Sur place, à huit heures du matin, Joseph Fanouze surpris de ne pas rencontrer la municipalité pourtant informée par lettre de sa venue, envoie un patriote pour la prévenir de son arrivée et lui demander de préparer les moyens nécessaires au transport, puis va rendre visite au curé de la paroisse. Chemin faisant "il entend des femmes, parler de papiers à brûler, de coups de barre à foutre". Feignant d'être insensible à ces provocations, il poursuit sa route, ne trouve personne au presbytère, se dirige alors vers l'église pour assister à la messe. Au cours de la célébration, un groupe de femmes dit à voix haute: "on envoie chercher les papiers du chapitre, on ne les aura point, on n'a pas besoin des hommes, il faut sonner le tocsin". Chose immédiatement exécutée.

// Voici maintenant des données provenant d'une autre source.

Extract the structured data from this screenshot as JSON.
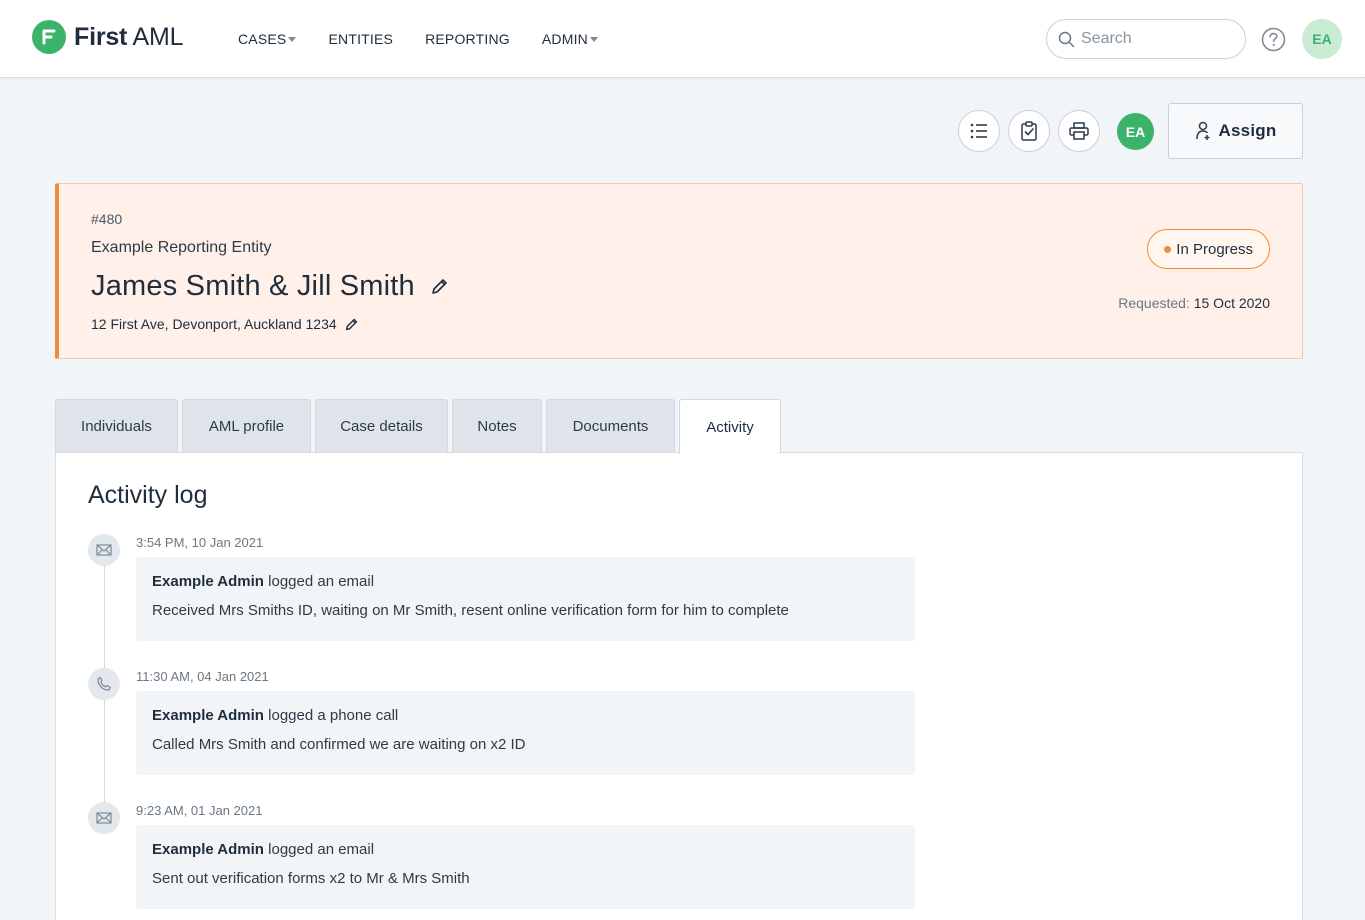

A la sortie de l'office, Panouze aperçoit deux officiers municipaux, leur fait part des propos entendus et les requiert de faire cesser le bruit des cloches ce "à quoi satisfait assez nonchalamment l'un d'eux nommé Bastit". Tous les trois se dirigent ensuite vers la cure où, à peine arrivés, entre le commandant de la garde nationale Hugon, venu leur faire part de l'opposition de la population au transfert envisagé. Au même instant, le tocsin retentit, à nouveau, ce qui conduit le prêtre à blâmer la municipalité pour son peu d'énergie et à inciter ses deux représentants présents à montrer leur autorité en faisant interrompre la sonnerie. Bastit repart à l'église et obtient satisfaction. Mais les femmes s'attroupent et pour la troisième fois, le tocsin est mis en branle. Voyant que ni le maire subitement malade, ni les élus, ni le commandant de la garde nationale évaporé, ne sont en mesure de dissiper ce rassemblement Panouze pour éviter de plus graves incidents, prend le parti de se retirer, après avoir prié les deux municipaux de l'accompagner jusqu'à la sortie du village. Son départ ne passe pas inaperçu, les manifestants s'arment de pierres, poussent des cris injurieux et l'arrêtent. Il ne résiste pas, tente de leur expliquer l'objet de sa mission et profite du répit produit par sa harangue pour s'éclipser seul, puisque abandonné à la foule par ses deux accompagnateurs et aller rendre compte des événements.

Le recours à la sagesse pour débloquer la situation...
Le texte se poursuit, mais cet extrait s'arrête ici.